Nathalie Guesdon : Dans mon équipe, nous avons deux négociateurs. Ludovic sur l’agriculture et Murielle Trouillet sur la forêt. Ils sont tous deux parties intégrantes de la délégation française. Mais le MAAF se mobilise bien plus largement pour la préparation de la Cop21, avec l’organisation de différents événements.
APH : Comment est constituée la délégation française ?
Ludovic Larbodière : Sur chaque sujet de négociations, chaque État membre de la Convention climat peut envoyer des experts : ce sont les délégations. Mais il n’existe pas de « quotas » par nationalité.
NG : Le ministère chargé de l’Agriculture fait partie depuis 2006 de la négociation. La forêt est un sujet ancien, notamment sur la lutte contre la déforestation et la prise en compte des puits de carbone. L’agriculture est, par contre, un sujet un peu plus récent (2011, ndlr).

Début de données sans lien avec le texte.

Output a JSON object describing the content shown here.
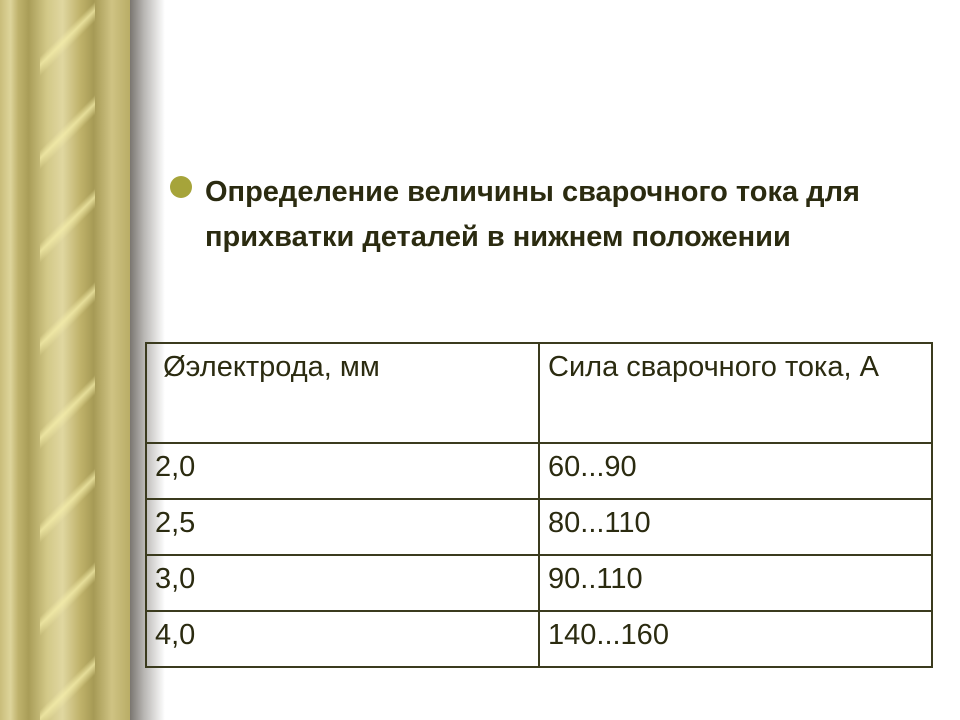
{
  "slide": {
    "heading": "Определение величины сварочного тока для прихватки деталей в нижнем положении",
    "bullet_color": "#a6a43a",
    "text_color": "#2b2b10"
  },
  "table": {
    "headers": [
      " Øэлектрода, мм",
      "Сила сварочного тока, А"
    ],
    "rows": [
      [
        "2,0",
        "60...90"
      ],
      [
        "2,5",
        "80...110"
      ],
      [
        "3,0",
        "90..110"
      ],
      [
        "4,0",
        "140...160"
      ]
    ]
  }
}
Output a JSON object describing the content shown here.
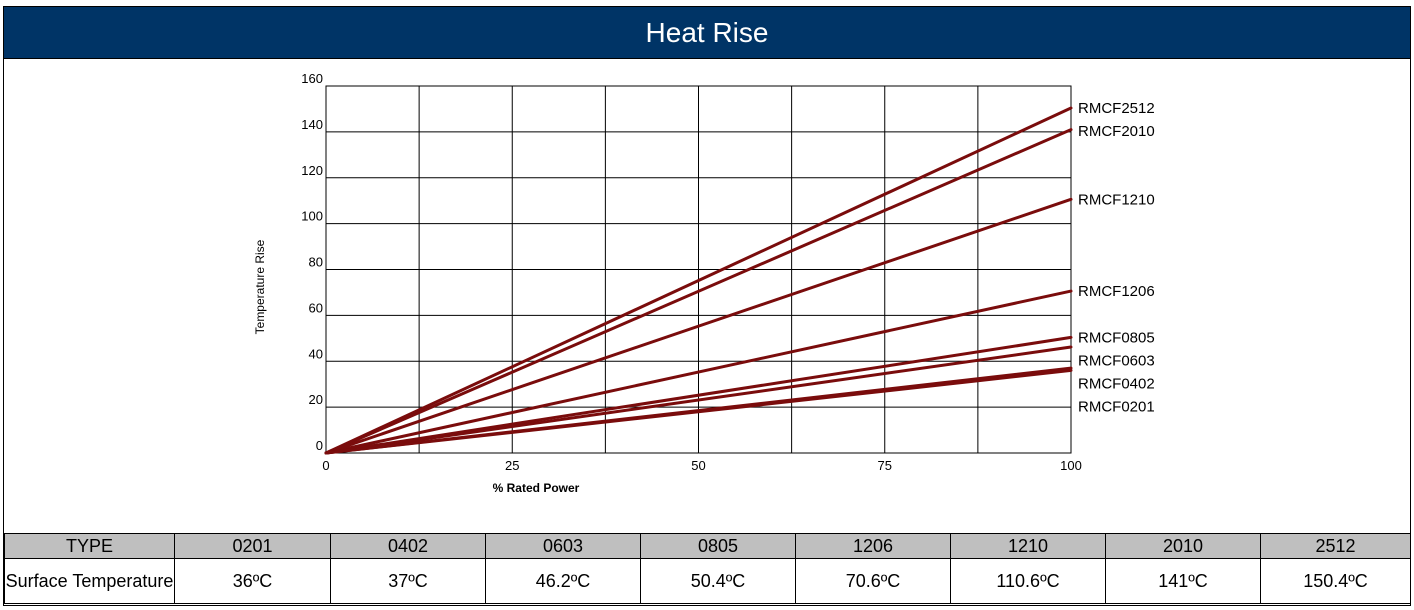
{
  "title": "Heat Rise",
  "colors": {
    "header_bg": "#003466",
    "line": "#7a0c0c",
    "table_header_bg": "#bfbfbf"
  },
  "chart_data": {
    "type": "line",
    "title": "Heat Rise",
    "xlabel": "% Rated Power",
    "ylabel": "Temperature Rise",
    "xlim": [
      0,
      100
    ],
    "ylim": [
      0,
      160
    ],
    "xticks": [
      0,
      25,
      50,
      75,
      100
    ],
    "yticks": [
      0,
      20,
      40,
      60,
      80,
      100,
      120,
      140,
      160
    ],
    "grid": true,
    "x": [
      0,
      100
    ],
    "series": [
      {
        "name": "RMCF2512",
        "values": [
          0,
          150.4
        ]
      },
      {
        "name": "RMCF2010",
        "values": [
          0,
          141
        ]
      },
      {
        "name": "RMCF1210",
        "values": [
          0,
          110.6
        ]
      },
      {
        "name": "RMCF1206",
        "values": [
          0,
          70.6
        ]
      },
      {
        "name": "RMCF0805",
        "values": [
          0,
          50.4
        ]
      },
      {
        "name": "RMCF0603",
        "values": [
          0,
          46.2
        ]
      },
      {
        "name": "RMCF0402",
        "values": [
          0,
          37
        ]
      },
      {
        "name": "RMCF0201",
        "values": [
          0,
          36
        ]
      }
    ]
  },
  "table": {
    "header_label": "TYPE",
    "row_label": "Surface Temperature",
    "types": [
      "0201",
      "0402",
      "0603",
      "0805",
      "1206",
      "1210",
      "2010",
      "2512"
    ],
    "temperatures": [
      "36ºC",
      "37ºC",
      "46.2ºC",
      "50.4ºC",
      "70.6ºC",
      "110.6ºC",
      "141ºC",
      "150.4ºC"
    ]
  }
}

APH : Quel est le rôle de la délégation française ?
LL : Nous avons un rôle un peu particulier puisque nous assurons aussi la présidence (de la Cop21, ndlr). Nous devons être neutres lors des négociations internationales. En temps normal, on négocie d’abord au sein de l’UE. Puis, c’est l’UE qui défend la position au niveau des négociations internationales. Certains négociateurs des États membres s’impliquent ainsi de manière volontaire au sein de l’équipe de négociation de l’UE.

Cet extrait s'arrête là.